La défaillance d’un établissement bancaire représente un risque majeur pour ses clients. Que vous soyez un particulier avec un simple compte courant ou une entreprise gérant plusieurs lignes de crédit, les conséquences peuvent être sévères. Cet article explore les mécanismes de prévention et de traitement des difficultés bancaires, ainsi que les protections dont bénéficient les déposants.
La prévention des difficultés bancaires
Le rôle de l’Autorité de contrôle prudentiel et de résolution (ACPR)
L’ACPR surveille en permanence la santé financière des établissements de crédit.

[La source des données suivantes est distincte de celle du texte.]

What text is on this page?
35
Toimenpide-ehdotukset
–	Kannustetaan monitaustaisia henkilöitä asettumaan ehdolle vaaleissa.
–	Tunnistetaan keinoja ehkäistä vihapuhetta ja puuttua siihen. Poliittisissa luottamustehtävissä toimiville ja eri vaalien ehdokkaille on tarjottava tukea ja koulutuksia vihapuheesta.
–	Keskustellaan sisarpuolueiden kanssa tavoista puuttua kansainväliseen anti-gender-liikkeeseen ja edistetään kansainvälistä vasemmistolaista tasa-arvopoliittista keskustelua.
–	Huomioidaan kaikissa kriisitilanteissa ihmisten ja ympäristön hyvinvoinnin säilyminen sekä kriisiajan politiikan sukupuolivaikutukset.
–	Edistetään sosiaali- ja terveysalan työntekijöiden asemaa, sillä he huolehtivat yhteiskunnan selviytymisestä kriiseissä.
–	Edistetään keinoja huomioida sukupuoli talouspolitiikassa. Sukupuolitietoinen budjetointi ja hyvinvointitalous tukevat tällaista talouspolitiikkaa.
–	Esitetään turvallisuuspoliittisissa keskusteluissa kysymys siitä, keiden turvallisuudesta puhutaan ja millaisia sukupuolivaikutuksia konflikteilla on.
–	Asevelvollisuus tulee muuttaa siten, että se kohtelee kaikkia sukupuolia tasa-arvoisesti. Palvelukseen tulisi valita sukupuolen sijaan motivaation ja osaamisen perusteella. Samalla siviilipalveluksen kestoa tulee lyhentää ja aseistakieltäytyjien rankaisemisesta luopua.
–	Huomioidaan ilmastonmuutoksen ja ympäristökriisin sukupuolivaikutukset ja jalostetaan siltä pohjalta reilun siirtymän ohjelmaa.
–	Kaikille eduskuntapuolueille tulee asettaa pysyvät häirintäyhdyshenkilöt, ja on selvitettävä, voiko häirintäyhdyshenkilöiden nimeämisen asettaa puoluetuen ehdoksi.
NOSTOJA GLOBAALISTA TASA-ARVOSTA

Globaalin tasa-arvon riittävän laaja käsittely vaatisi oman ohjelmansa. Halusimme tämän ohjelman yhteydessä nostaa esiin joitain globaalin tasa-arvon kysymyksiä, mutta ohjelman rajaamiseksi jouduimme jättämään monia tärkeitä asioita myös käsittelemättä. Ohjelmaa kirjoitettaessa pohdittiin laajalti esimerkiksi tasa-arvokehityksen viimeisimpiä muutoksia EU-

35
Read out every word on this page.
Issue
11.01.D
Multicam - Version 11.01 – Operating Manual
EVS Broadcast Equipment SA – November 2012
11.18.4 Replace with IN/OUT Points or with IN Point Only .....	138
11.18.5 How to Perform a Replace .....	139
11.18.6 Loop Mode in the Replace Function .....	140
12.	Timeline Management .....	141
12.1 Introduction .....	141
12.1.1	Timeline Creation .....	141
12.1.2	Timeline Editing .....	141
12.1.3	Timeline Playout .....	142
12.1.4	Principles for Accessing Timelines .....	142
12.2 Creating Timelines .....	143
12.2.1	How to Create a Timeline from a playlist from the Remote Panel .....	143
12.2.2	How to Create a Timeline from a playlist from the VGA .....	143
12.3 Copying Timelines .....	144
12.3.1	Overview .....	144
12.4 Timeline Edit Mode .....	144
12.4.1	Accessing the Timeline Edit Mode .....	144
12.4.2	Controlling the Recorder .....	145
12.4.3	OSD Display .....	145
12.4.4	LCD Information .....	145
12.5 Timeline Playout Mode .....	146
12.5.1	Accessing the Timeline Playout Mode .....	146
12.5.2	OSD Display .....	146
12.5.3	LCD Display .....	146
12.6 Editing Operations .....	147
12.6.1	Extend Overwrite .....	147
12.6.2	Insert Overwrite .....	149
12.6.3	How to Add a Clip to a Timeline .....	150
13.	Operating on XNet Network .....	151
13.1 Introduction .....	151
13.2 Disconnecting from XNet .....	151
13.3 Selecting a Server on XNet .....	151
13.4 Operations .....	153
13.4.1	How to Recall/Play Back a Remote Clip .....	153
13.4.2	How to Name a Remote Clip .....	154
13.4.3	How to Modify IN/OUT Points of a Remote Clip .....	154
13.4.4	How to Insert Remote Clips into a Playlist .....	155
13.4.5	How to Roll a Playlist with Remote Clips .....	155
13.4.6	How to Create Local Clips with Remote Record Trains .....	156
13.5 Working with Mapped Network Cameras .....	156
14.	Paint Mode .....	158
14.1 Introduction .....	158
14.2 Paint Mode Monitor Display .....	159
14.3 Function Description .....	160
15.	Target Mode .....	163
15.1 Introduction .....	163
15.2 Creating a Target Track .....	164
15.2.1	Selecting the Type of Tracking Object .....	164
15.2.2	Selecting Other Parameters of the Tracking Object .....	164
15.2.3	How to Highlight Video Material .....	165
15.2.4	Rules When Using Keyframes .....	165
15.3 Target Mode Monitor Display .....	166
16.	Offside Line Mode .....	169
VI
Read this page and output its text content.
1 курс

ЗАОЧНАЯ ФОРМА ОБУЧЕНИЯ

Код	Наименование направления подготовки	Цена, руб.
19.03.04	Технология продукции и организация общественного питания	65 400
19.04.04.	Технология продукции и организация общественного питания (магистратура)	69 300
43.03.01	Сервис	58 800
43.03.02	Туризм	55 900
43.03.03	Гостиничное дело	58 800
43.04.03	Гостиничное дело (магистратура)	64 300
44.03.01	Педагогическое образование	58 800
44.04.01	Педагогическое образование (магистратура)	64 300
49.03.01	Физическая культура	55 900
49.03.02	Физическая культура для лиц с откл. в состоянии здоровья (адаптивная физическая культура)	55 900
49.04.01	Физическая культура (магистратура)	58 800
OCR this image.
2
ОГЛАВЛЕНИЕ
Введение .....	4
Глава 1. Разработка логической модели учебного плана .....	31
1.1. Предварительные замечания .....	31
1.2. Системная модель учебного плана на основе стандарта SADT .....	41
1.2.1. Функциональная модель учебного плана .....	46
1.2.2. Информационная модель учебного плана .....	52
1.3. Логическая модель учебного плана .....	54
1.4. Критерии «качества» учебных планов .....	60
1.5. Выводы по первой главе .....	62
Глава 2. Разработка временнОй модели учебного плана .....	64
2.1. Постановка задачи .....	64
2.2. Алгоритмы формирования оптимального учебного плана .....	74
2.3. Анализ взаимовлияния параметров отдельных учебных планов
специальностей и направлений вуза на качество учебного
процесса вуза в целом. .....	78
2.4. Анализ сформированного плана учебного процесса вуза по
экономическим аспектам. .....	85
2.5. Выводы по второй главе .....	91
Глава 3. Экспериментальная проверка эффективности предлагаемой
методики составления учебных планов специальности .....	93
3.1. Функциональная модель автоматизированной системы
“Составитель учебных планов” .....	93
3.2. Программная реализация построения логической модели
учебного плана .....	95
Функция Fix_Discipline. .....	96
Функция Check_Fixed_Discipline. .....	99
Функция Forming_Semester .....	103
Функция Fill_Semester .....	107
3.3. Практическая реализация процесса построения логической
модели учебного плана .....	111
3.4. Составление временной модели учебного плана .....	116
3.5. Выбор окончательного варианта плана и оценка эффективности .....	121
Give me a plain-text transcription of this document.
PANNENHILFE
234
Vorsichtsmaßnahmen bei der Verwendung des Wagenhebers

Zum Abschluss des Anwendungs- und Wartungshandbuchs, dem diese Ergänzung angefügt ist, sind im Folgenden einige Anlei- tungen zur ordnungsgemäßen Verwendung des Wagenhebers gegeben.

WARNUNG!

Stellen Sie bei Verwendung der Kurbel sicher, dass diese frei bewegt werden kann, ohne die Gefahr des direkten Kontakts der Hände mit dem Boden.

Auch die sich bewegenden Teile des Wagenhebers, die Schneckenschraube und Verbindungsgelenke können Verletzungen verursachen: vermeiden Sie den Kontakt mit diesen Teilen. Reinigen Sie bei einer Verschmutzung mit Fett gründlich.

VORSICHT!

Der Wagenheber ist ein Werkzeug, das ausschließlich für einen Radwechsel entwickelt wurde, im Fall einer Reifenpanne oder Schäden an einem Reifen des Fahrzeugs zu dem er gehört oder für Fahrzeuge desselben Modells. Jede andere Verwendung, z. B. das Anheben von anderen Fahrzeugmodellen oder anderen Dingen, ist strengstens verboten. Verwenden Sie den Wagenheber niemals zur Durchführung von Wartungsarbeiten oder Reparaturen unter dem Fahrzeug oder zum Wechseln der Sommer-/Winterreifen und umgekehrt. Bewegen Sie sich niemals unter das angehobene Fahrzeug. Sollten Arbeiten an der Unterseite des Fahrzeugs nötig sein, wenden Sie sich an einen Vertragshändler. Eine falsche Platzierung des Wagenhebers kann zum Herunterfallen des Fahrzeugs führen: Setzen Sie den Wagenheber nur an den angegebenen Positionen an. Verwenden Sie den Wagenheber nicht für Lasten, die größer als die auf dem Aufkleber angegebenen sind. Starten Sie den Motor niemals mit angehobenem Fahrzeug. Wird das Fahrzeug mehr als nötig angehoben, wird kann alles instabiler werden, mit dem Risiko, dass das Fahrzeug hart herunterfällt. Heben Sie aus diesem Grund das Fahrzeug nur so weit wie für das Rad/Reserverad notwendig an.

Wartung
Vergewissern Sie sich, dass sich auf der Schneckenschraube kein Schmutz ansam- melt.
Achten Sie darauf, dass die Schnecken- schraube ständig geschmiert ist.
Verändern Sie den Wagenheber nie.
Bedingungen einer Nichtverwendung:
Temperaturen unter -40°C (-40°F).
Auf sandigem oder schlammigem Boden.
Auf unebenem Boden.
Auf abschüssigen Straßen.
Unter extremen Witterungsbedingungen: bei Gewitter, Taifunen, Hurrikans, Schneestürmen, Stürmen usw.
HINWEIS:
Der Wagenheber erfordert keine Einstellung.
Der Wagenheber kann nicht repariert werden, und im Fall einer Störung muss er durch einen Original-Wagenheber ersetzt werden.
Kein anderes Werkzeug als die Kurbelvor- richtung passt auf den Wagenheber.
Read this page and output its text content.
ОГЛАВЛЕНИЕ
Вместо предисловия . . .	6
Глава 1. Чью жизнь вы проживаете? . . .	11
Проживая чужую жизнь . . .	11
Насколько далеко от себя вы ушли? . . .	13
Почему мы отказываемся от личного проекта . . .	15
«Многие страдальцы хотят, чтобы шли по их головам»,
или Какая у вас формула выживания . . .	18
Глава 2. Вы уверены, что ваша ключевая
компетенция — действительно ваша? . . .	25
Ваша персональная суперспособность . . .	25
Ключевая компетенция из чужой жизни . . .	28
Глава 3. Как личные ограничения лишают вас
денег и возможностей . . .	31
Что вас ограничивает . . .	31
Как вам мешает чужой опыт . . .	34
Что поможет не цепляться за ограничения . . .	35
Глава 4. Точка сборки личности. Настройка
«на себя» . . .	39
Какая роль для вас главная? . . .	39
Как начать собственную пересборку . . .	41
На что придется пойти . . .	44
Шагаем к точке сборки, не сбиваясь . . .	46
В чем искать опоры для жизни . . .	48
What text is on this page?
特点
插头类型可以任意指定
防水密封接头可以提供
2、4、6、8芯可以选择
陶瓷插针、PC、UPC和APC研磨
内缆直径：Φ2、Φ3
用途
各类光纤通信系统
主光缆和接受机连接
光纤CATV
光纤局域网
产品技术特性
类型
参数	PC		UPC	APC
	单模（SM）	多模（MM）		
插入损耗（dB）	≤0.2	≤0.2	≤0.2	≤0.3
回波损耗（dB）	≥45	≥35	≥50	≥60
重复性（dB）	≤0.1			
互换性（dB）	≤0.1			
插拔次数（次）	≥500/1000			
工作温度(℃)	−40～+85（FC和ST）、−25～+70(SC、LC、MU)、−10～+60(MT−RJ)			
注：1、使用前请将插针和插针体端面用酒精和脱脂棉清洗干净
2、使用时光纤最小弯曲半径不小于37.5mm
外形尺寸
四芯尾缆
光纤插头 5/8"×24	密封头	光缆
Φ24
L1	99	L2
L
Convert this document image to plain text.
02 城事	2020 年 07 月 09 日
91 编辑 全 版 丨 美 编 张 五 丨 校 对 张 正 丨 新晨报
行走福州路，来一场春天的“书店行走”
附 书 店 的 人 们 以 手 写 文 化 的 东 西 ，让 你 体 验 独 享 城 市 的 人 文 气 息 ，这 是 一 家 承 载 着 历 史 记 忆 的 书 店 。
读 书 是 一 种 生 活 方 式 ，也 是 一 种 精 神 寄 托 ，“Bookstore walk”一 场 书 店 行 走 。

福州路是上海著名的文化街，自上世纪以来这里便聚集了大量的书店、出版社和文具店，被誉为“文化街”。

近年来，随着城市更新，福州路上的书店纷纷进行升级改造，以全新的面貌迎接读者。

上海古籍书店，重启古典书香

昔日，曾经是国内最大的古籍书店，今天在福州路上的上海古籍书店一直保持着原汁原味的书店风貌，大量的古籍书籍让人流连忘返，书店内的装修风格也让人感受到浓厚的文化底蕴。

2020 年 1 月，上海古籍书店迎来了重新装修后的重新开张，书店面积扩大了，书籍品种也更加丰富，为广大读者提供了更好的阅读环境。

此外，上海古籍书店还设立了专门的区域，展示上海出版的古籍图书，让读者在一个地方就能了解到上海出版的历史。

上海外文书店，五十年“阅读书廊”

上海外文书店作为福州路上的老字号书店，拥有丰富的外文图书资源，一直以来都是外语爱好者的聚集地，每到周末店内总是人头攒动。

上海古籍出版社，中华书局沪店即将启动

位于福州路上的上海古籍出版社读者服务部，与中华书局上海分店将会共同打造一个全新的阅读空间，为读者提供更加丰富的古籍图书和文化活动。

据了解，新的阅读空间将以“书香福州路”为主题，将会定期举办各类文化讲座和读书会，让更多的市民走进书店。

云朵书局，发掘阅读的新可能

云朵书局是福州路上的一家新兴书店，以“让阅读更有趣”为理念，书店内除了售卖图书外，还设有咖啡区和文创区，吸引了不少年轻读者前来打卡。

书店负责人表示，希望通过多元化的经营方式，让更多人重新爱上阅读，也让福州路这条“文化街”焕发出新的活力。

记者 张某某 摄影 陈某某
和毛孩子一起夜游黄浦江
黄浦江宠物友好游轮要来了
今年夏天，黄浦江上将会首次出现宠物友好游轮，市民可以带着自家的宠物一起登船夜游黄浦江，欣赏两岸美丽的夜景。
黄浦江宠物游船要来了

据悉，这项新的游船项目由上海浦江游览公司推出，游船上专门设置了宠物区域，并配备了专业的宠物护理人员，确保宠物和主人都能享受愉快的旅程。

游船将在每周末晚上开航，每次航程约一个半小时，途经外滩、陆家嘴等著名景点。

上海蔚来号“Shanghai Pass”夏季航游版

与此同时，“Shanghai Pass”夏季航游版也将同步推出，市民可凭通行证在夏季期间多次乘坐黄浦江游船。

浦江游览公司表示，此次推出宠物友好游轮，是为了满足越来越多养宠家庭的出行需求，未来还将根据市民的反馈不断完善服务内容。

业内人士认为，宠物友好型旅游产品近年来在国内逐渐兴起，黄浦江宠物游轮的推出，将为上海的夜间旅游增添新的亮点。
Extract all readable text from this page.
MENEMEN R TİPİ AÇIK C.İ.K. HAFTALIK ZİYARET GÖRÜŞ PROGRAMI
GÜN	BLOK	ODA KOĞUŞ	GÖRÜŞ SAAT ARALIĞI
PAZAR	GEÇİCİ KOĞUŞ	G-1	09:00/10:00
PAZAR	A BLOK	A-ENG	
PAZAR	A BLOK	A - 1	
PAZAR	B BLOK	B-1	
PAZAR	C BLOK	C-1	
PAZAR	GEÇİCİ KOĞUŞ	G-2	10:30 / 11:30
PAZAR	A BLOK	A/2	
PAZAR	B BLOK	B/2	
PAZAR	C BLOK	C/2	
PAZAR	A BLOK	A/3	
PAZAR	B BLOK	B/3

Créée par l’ordonnance n°2010-76 du 21 janvier 2010 et renforcée par la loi du 26 juillet 2013, elle dispose de pouvoirs étendus pour détecter et prévenir les situations à risque.
Selon l’article L. 612-1 du Code monétaire et financier, l’ACPR a pour mission de :
- Contrôler le respect des règles prudentielles
- Veiller à la protection des clients
- Prévenir et résoudre les crises bancaires
Les indicateurs d’alerte
Les banques doivent respecter des ratios stricts concernant :
- Le niveau de fonds propres (ratio de solvabilité minimum de 8%)
- La liquidité (coefficient minimum de 100%)
- La division des risques (pas plus de 25% des fonds propres sur un même bénéficiaire)
Ces exigences, issues du règlement (UE) n°575/2013, constituent la première ligne de défense contre les défaillances.
L’administration provisoire
Quand la situation se dégrade, l’ACPR peut désigner un administrateur provisoire. L’article L. 613-18 du Code monétaire et financier précise que cet administrateur assume « tous les pouvoirs d’administration, de direction et de représentation de la personne morale ».
Cette mesure intervient généralement avant que la banque ne soit en cessation des paiements.
Le traitement des difficultés bancaires
Une procédure collective spécifique
La cessation des paiements d’une banque obéit à une définition particulière. L’article L. 613-26 du Code monétaire et financier la définit comme l’impossibilité « d’assurer ses paiements, immédiatement ou à terme rapproché ».
La procédure collective ne peut être ouverte qu’après avis de l’ACPR (article L. 613-27), contrairement au droit commun des entreprises.
Liquidateurs bancaires et judiciaires
En cas de liquidation, deux liquidateurs coexistent :
- Un liquidateur nommé par l’ACPR (article L. 613-29)
- Un liquidateur judiciaire désigné par le tribunal
Le premier s’occupe des inventaires et opérations bancaires spécifiques, tandis que le second gère les aspects généraux de la liquidation. La Cour de cassation a précisé leurs rôles respectifs dans un arrêt du 17 avril 2019 (n°18-11.743).
La coordination européenne
Depuis la directive 2001/24/CE du 4 avril 2001, transposée par l’ordonnance n°2004-1127 du 21 octobre 2004, les procédures d’insolvabilité bancaire obéissent au principe d’unicité. La liquidation est pilotée par les autorités du pays où la banque a son siège statutaire.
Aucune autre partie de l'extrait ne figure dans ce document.